A constant element which characterizes all political parties in Greece is that their stay in power depends on the favor or understanding that they elicit from a powerful “foreign factor.”

It is no surprise that the three parties created after Greece gained its independence from the Ottoman Empire were known as the “English,” the “French” and the “Russian.”

It is also not surprising that the attachment to the “foreign factor” at the beginning of the Greek state’s existence continues to this day. It would not be possible for Greece to exist in this most volatile region, at the crossroads between East and West, without the balance dictated by the great powers.

Therefore the choice of Greek political leaders to follow this tradition is correct, and those who have deviated from it suffered the consequences of their recklessness sooner or later. Quite rightly then, Prime Minister Alexis Tsipras went along with the country’s creditors, Berlin and the Eurogroup, after the first six months of his “revolutionary frenzy.”

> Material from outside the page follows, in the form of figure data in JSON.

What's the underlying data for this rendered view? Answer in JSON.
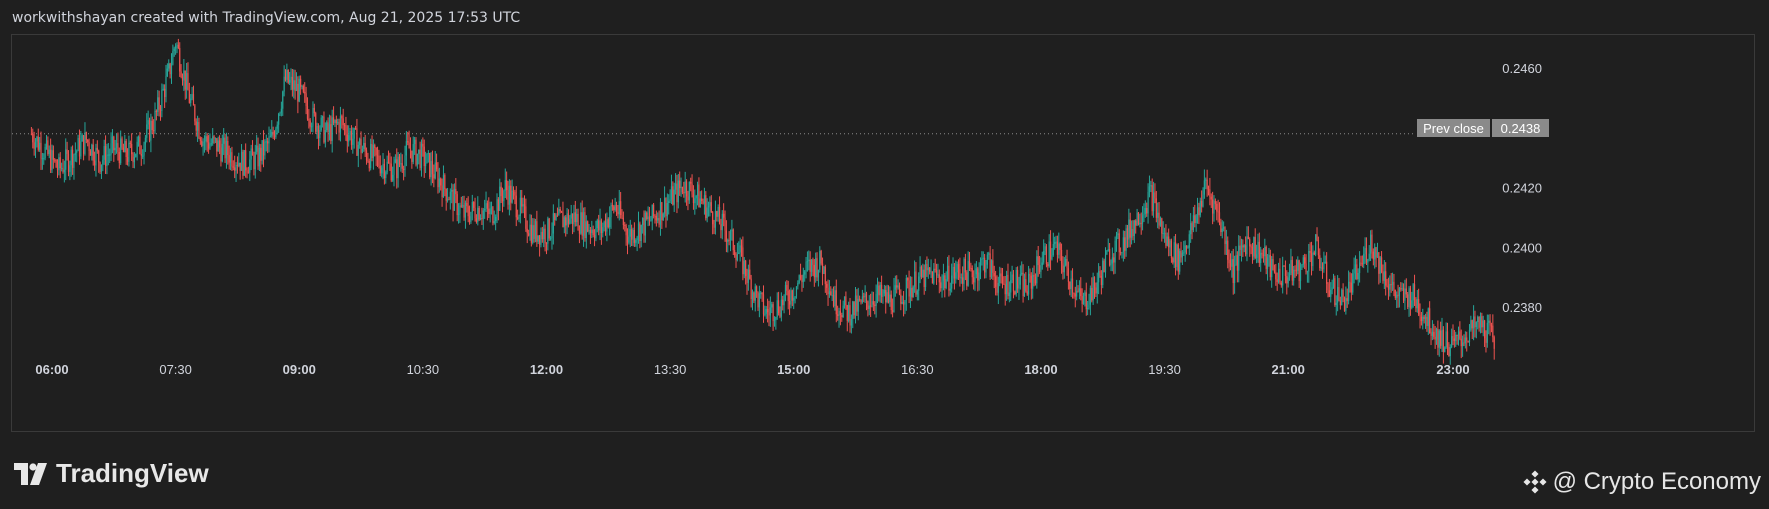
{
  "header": {
    "credit": "workwithshayan created with TradingView.com, Aug 21, 2025 17:53 UTC"
  },
  "brand": {
    "name": "TradingView"
  },
  "watermark": {
    "text": "@ Crypto Economy",
    "icon": "binance-diamond-icon"
  },
  "colors": {
    "up": "#26a69a",
    "down": "#ef5350",
    "prev_close": "#8a8a8a",
    "background": "#1f1f1f"
  },
  "chart_data": {
    "type": "candlestick",
    "title": "",
    "xlabel": "",
    "ylabel": "",
    "x_ticks": [
      {
        "label": "06:00",
        "bold": true
      },
      {
        "label": "07:30",
        "bold": false
      },
      {
        "label": "09:00",
        "bold": true
      },
      {
        "label": "10:30",
        "bold": false
      },
      {
        "label": "12:00",
        "bold": true
      },
      {
        "label": "13:30",
        "bold": false
      },
      {
        "label": "15:00",
        "bold": true
      },
      {
        "label": "16:30",
        "bold": false
      },
      {
        "label": "18:00",
        "bold": true
      },
      {
        "label": "19:30",
        "bold": false
      },
      {
        "label": "21:00",
        "bold": true
      },
      {
        "label": "23:00",
        "bold": true
      }
    ],
    "y_ticks": [
      "0.2460",
      "0.2440",
      "0.2420",
      "0.2400",
      "0.2380"
    ],
    "ylim": [
      0.2365,
      0.2471
    ],
    "prev_close": {
      "label": "Prev close",
      "value": "0.2438"
    },
    "price_path": [
      [
        "05:45",
        0.2438
      ],
      [
        "05:55",
        0.2432
      ],
      [
        "06:05",
        0.2426
      ],
      [
        "06:15",
        0.2431
      ],
      [
        "06:25",
        0.2436
      ],
      [
        "06:35",
        0.2429
      ],
      [
        "06:45",
        0.2433
      ],
      [
        "06:55",
        0.2431
      ],
      [
        "07:05",
        0.2434
      ],
      [
        "07:15",
        0.2443
      ],
      [
        "07:25",
        0.2458
      ],
      [
        "07:30",
        0.2469
      ],
      [
        "07:40",
        0.245
      ],
      [
        "07:50",
        0.2436
      ],
      [
        "08:00",
        0.2434
      ],
      [
        "08:10",
        0.2431
      ],
      [
        "08:20",
        0.2428
      ],
      [
        "08:30",
        0.243
      ],
      [
        "08:40",
        0.2436
      ],
      [
        "08:50",
        0.2456
      ],
      [
        "09:00",
        0.2452
      ],
      [
        "09:10",
        0.2443
      ],
      [
        "09:20",
        0.2438
      ],
      [
        "09:30",
        0.2442
      ],
      [
        "09:40",
        0.2436
      ],
      [
        "09:50",
        0.2431
      ],
      [
        "10:00",
        0.2428
      ],
      [
        "10:10",
        0.2426
      ],
      [
        "10:20",
        0.2433
      ],
      [
        "10:30",
        0.243
      ],
      [
        "10:40",
        0.2424
      ],
      [
        "10:50",
        0.2417
      ],
      [
        "11:00",
        0.2411
      ],
      [
        "11:10",
        0.2413
      ],
      [
        "11:20",
        0.2411
      ],
      [
        "11:30",
        0.242
      ],
      [
        "11:40",
        0.2413
      ],
      [
        "11:50",
        0.2405
      ],
      [
        "12:00",
        0.2405
      ],
      [
        "12:10",
        0.2409
      ],
      [
        "12:20",
        0.241
      ],
      [
        "12:30",
        0.2407
      ],
      [
        "12:40",
        0.2406
      ],
      [
        "12:50",
        0.2414
      ],
      [
        "13:00",
        0.2404
      ],
      [
        "13:10",
        0.2407
      ],
      [
        "13:20",
        0.2411
      ],
      [
        "13:30",
        0.2416
      ],
      [
        "13:40",
        0.2421
      ],
      [
        "13:50",
        0.2417
      ],
      [
        "14:00",
        0.2412
      ],
      [
        "14:10",
        0.2406
      ],
      [
        "14:20",
        0.2398
      ],
      [
        "14:30",
        0.2386
      ],
      [
        "14:40",
        0.2378
      ],
      [
        "14:50",
        0.2381
      ],
      [
        "15:00",
        0.2386
      ],
      [
        "15:10",
        0.2393
      ],
      [
        "15:20",
        0.2395
      ],
      [
        "15:30",
        0.2382
      ],
      [
        "15:40",
        0.2378
      ],
      [
        "15:50",
        0.2381
      ],
      [
        "16:00",
        0.2384
      ],
      [
        "16:10",
        0.2382
      ],
      [
        "16:20",
        0.2385
      ],
      [
        "16:30",
        0.2389
      ],
      [
        "16:40",
        0.2391
      ],
      [
        "16:50",
        0.2389
      ],
      [
        "17:00",
        0.2392
      ],
      [
        "17:10",
        0.2391
      ],
      [
        "17:20",
        0.2396
      ],
      [
        "17:30",
        0.2387
      ],
      [
        "17:40",
        0.2389
      ],
      [
        "17:50",
        0.2386
      ],
      [
        "18:00",
        0.2396
      ],
      [
        "18:10",
        0.24
      ],
      [
        "18:20",
        0.2391
      ],
      [
        "18:30",
        0.2381
      ],
      [
        "18:40",
        0.2387
      ],
      [
        "18:50",
        0.2398
      ],
      [
        "19:00",
        0.2402
      ],
      [
        "19:10",
        0.241
      ],
      [
        "19:20",
        0.2418
      ],
      [
        "19:30",
        0.2403
      ],
      [
        "19:40",
        0.2396
      ],
      [
        "19:50",
        0.2406
      ],
      [
        "20:00",
        0.2421
      ],
      [
        "20:10",
        0.241
      ],
      [
        "20:20",
        0.2392
      ],
      [
        "20:30",
        0.2403
      ],
      [
        "20:40",
        0.2398
      ],
      [
        "20:50",
        0.2391
      ],
      [
        "21:00",
        0.2391
      ],
      [
        "21:10",
        0.2393
      ],
      [
        "21:20",
        0.24
      ],
      [
        "21:30",
        0.2387
      ],
      [
        "21:40",
        0.2382
      ],
      [
        "21:50",
        0.2391
      ],
      [
        "22:00",
        0.2402
      ],
      [
        "22:10",
        0.2391
      ],
      [
        "22:20",
        0.2383
      ],
      [
        "22:30",
        0.2384
      ],
      [
        "22:40",
        0.2377
      ],
      [
        "22:50",
        0.237
      ],
      [
        "23:00",
        0.2367
      ],
      [
        "23:10",
        0.2371
      ],
      [
        "23:20",
        0.2374
      ],
      [
        "23:30",
        0.2369
      ]
    ]
  }
}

In that way Tsipras tied up a loose end, not considering the expectations of his voters and a large percentage of citizens in general, ending up with strict international supervision and long-term commitments for Greece – and yet he boasted that he was the only politician who acted without considering the “political cost.”

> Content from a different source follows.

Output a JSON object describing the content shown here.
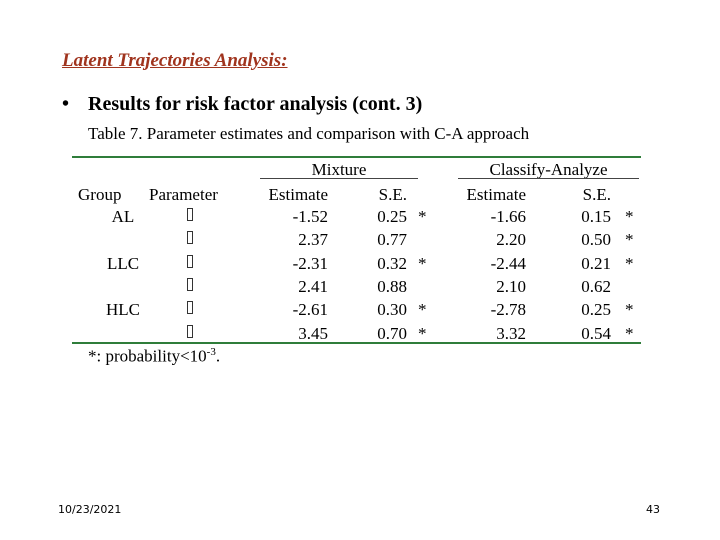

Meanwhile, relations between Tsipras (and, more broadly speaking, the SYRIZA-Independent Greeks coalition government) and the United States and President Donald Trump – the nemesis of Washington’s European allies – have been surprisingly harmonious.

Greece’s leftist prime minister could always repeat the historic quote of the early years of the post-dictatorship era, “Outside Greece we’re doing OK.”

Of course a state needs to do more than just maintain good international ties. There are also domestic affairs, and the recent disaster that hit eastern Attica, where at least 90 people lost their lives in the devastating wildfires, confirmed that Greece does not possess a solid state apparatus.

Some critics might say that the folk who have always opposed the establishment of an organized state could not possibly create one. The fact is however that Tsipras’s political predecessors did not have much success either.

The Greek elite has always found ways of cooperating with the great powers of the time, but on the domestic level the country has been a mess, from the years of Ottoman rule until today.